Yesterday, 28 parents, guardians and neighbors attended. They were with the Lea Toto representatives and Daniel ran a clean water workshop for the students. Next Saturday, Daniel will run a similar workshop for the parents and guardians while Lea Toto is with the students.

A girls' health workshop in 2010
The next quarter’s workshop will fall in August, what we have named Hamomi Health Month. It will include workshops with Lea Toto, a hygiene outreach campaign, check-ups from the Kenya Sustainable Health Association (KESHA) for all our students and staff, check-ups offered to community members and neighbors who would like to attend (but must pay KESHA because we can’t afford all their screenings), an additional visit from another organization yet to be decided (potentially focused on eye care, oral hygiene or disease prevention), and an overall assessment of our most at risk students whose situations require extra attention and care. Daniel has his work cut out for him in preparing for our first August with Hamomi Health Month, but he is already compiling a team to join his planning committee and get prepared.

I should tell you, I’ve been working on this post for over a week, but not happy about posting it with such dismal news about the de-worming. Well, fear not, because we’ve also had some phenomenal help from American volunteer Nikki Johnson, who called me in the process of writing this to let me know a couple wonderful things. First – Kangemi Health Centre got a shipment of de-worming medication and Vitamin A and will be administering it on Monday! Second, we have needed to expand our budget to buy more toilet paper, but this cost adds up really quick. Nikki has formed a partnership with a TP company who will give us a discount of 7 shillings per roll and might throw in free delivery! We were looking at the additional cost running over $1,100 and will now be less than $750. May seem like small potatoes, but it makes this change in budget much more palatable for us. (It’s also always exciting to form partnerships within Nairobi. Hopefully these partnerships will grow and grow until we are a Nairobi organization run by fellow Nairobians.)

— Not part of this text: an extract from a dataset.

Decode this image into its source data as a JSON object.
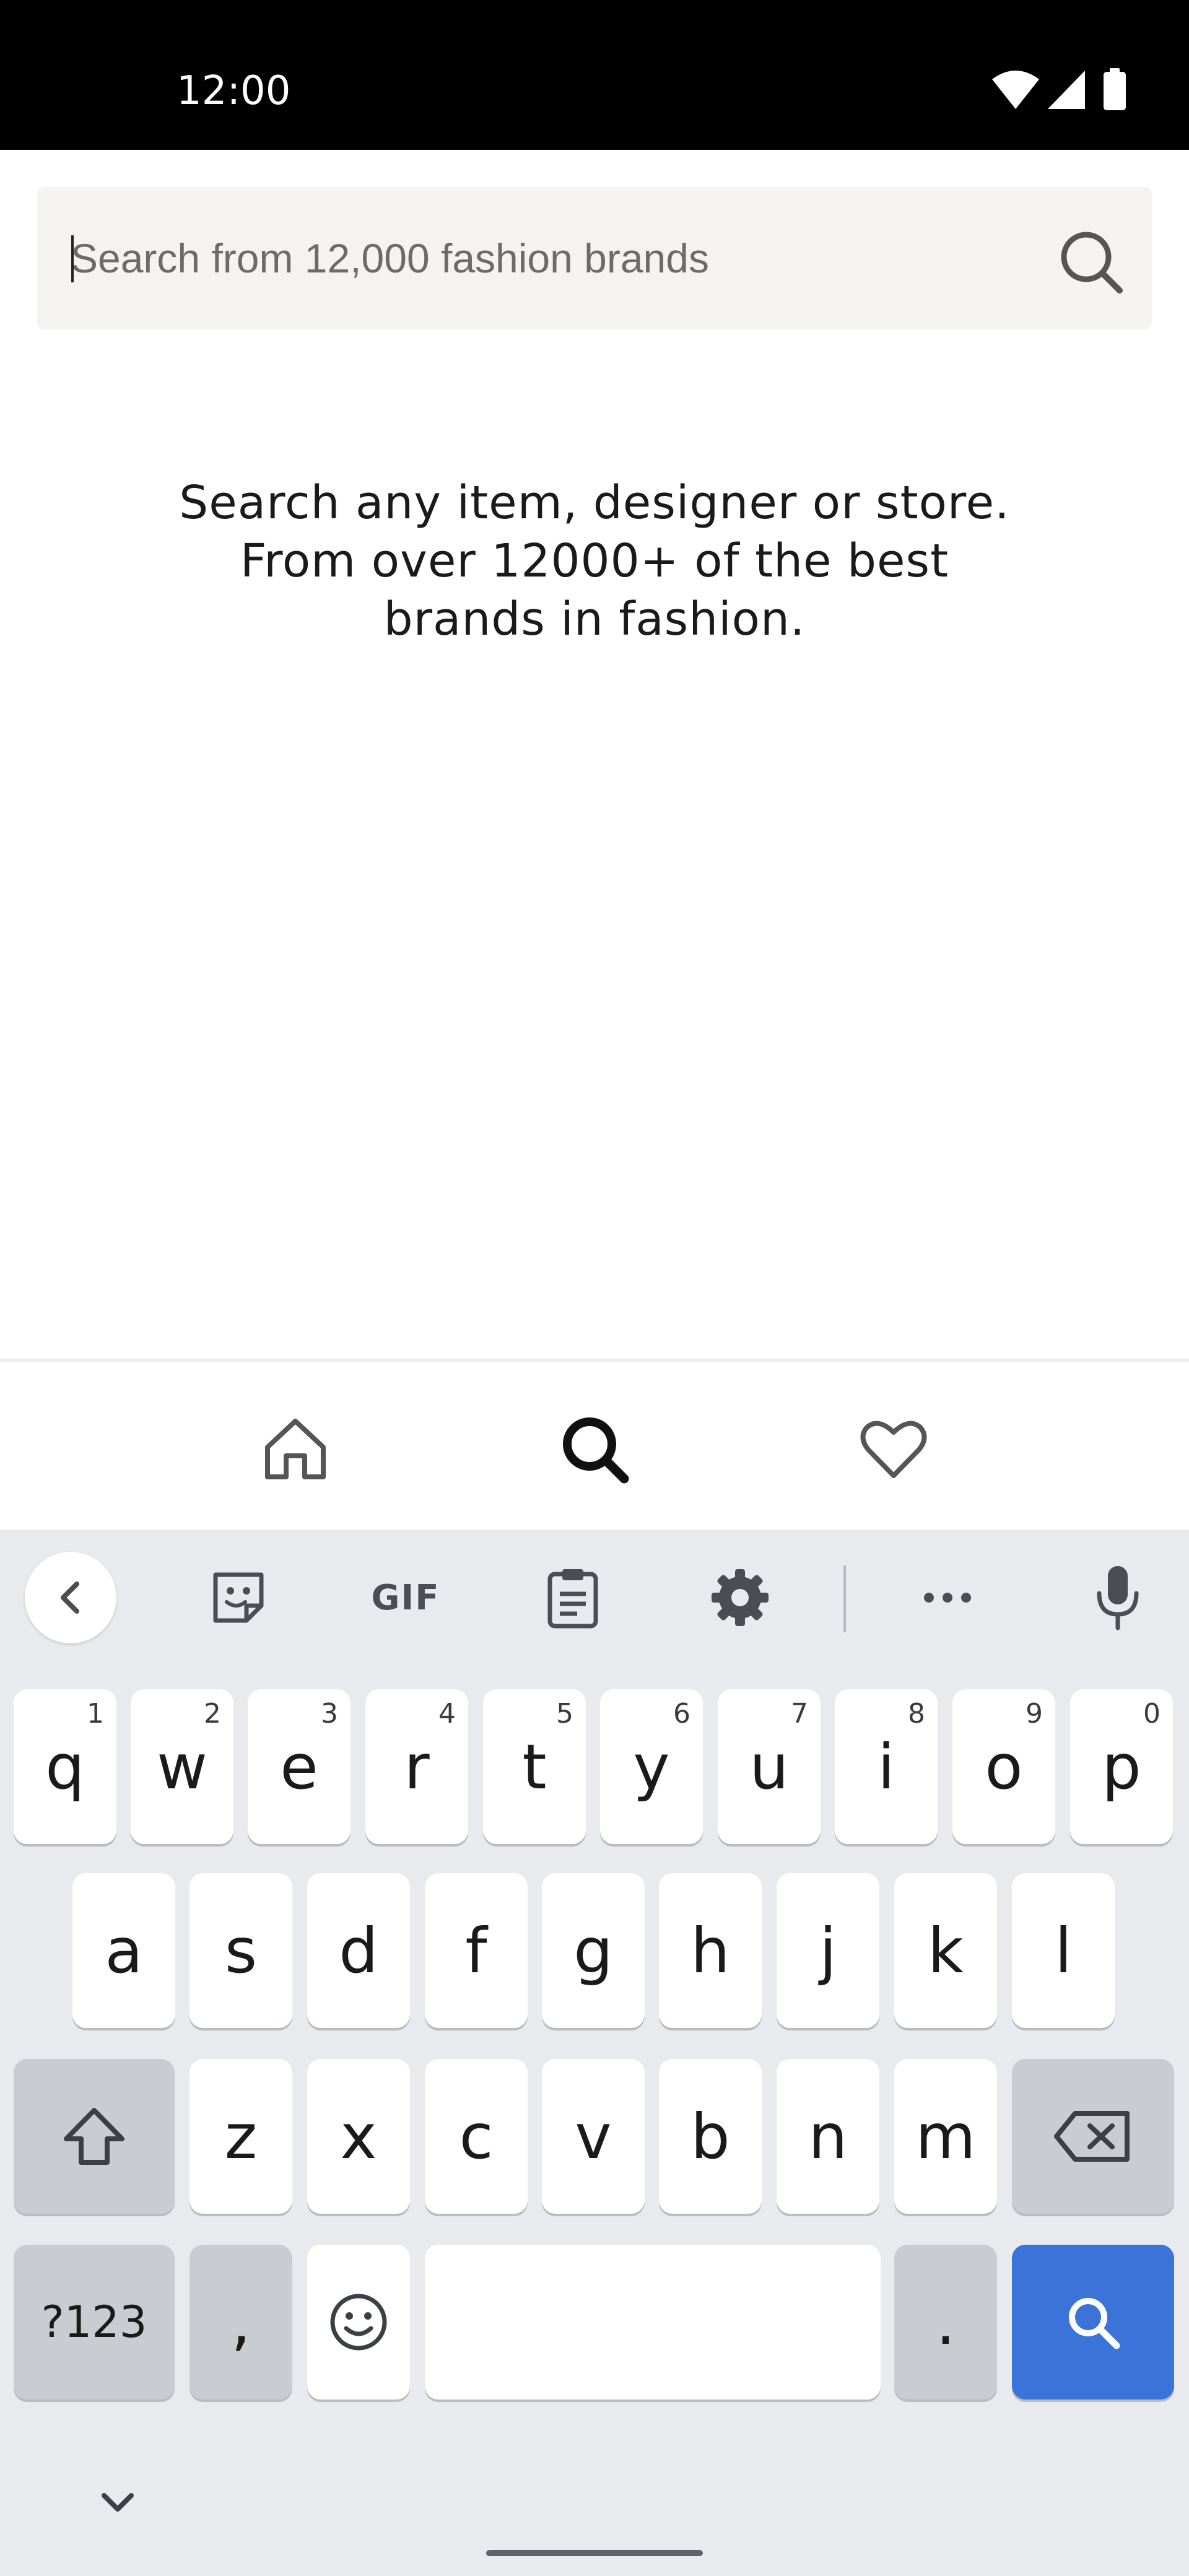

A washing station built and introduced to Hamomi in 2011.
This is similar to my last post in that it’s not that our services have changed much, (actually if you take the de-worming shortage into account, you could argue they’ve lessened), but we’ve moved into a level of organization that will allow us to track everything and ensure that everybody is receiving adequate care. For example, we have a huge book of Hamomi Medical Files now that allows us to look up any of our students’ information if we need to analyze how he or she is doing. It includes all their screening information (height, weight, general info), report cards and attendance, Hamomi admission form, background assessments and a monthly assessment of how ‘at risk’ their situations are based on all of the above. This is all information Raphael and Musumba have been able to rattle off about any one of our students at any time if asked informally, but it’s now been made more accessible and analyzable. Within the next year, we will be in a position to mathematically assess our progress, our needs and our shortcomings.

So, I feel good about it. Man, a  lot of these sentences have included “I feel…” opinions, but that is what we’re dealing with right now, and I feel like what we’re implementing now will lead to more posts full of facts, numbers, stats and concrete measures of progress. I feel that way at least. But you don’t need any more of that. Now it’s on us to prove it.